New possible exemptions from the obligation to publish listing particulars
The Royal Decree of 1 September 1995 amending the Royal Decree of 18 September 1990 in respect of the obligations arising out of the admission of securities to official stock exchange listing, authorizes the Banking and Finance Commission to grant a complete or partial exemption from the obligation to publish listing particulars for the admission of securities to official stock exchange listing in Belgium in two new cases:
# if the securities whose admission is requested, have already been admitted to official stock exchange listing in another Member State of the European Community for at least three months;
# if companies whose shares have already been listed on the second market of a Belgium Stock Exchange for at least two years wish to have their securities admitted to the official listing.
This Royal Decree thus transposes the Directive 94/18/EC into Belgian law, which authorizes the Member States to incorporate these possible exemptions from the publication of listing particulars into their national law without, however, obliging them to do so.
Continuing reporting obligations
- The Law of 6 April 1995 on the secondary markets, the legal status and supervision of investment firms, intermediaries and investment advisers does not introduce any significant changes in the continuing reporting obligations incumbent upon the issuers listed in Belgium. It does, however, fundamentally modify the organization and the division of the powers of control between the authorities responsible for ensuring that these obligations are complied with:
# the stock exchanges consisting of two bodies:
= the Board of Directors with representatives of the different professional activities carried out on the securities markets, whose primary duty is to outline the general policy of the stock exchange;
= the Management Committee, a newly created body consisting of independent persons appointed by the Minister of Finance, is an autonomous administrative authority (market authority) charged in particular with:
+ the observance by the issuers of securities of the legal and regulatory provisions with respect to price sensitive information;
+ the observance of the provisions with respect to insider trading.

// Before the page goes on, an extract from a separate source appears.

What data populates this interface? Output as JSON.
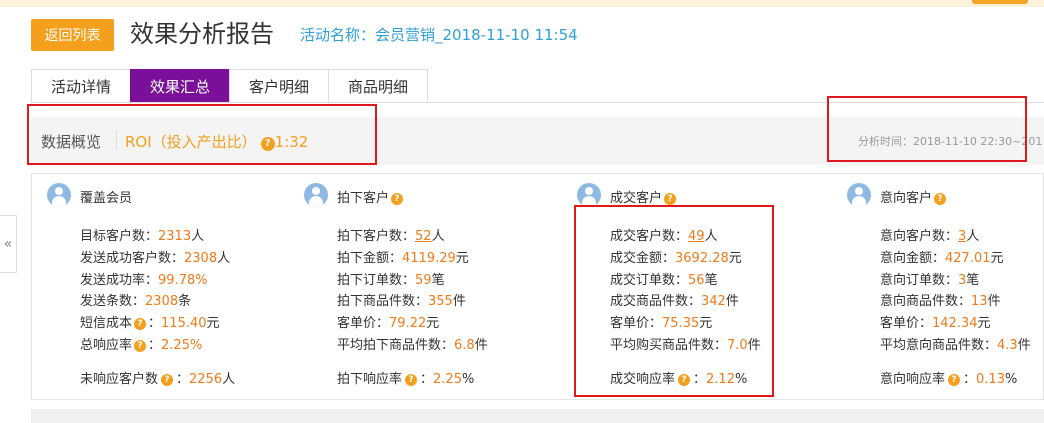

# the Banking and Finance Commission whose powers have been modified:
= it is no longer entrusted with the first-line supervision with respect to price sensitive information and insider trading (in particular the investigations) but remains in charge of the first-line supervision of periodic information (half-yearly reports and annual accounts);
= it is entrusted with the second-line supervision of the Management Committees of the stock exchange; this means that it supervises the introduction of and the compliance with the organization and the procedures of these Management Committees.
The Law of 6 April 1995 is completed by a number of implementing Decrees, in particular two Royal Decrees of 3 July 1996 on the obligations with regard to periodic information and occasional information respectively, incumbent upon issuers whose financial instruments are admitted to official stock exchange listing. The Law of 6 April 1995 came into force on 1 January 1996. The Royal Decree of 3 July 1996 repealing the Royal Decree of 18 September 1990 in respect to the obligations arising out of the admission of securities to official stock exchange listing in Belgium came into force on 1 August 1996.
- It should be pointed out that the Law of 6 April 1995 also regulates the legal status and the supervision of the investment firms, i.e. the firms whose usual activities consist of the professional provision of investment services (transposition of the European Directive on investment services into Belgium law).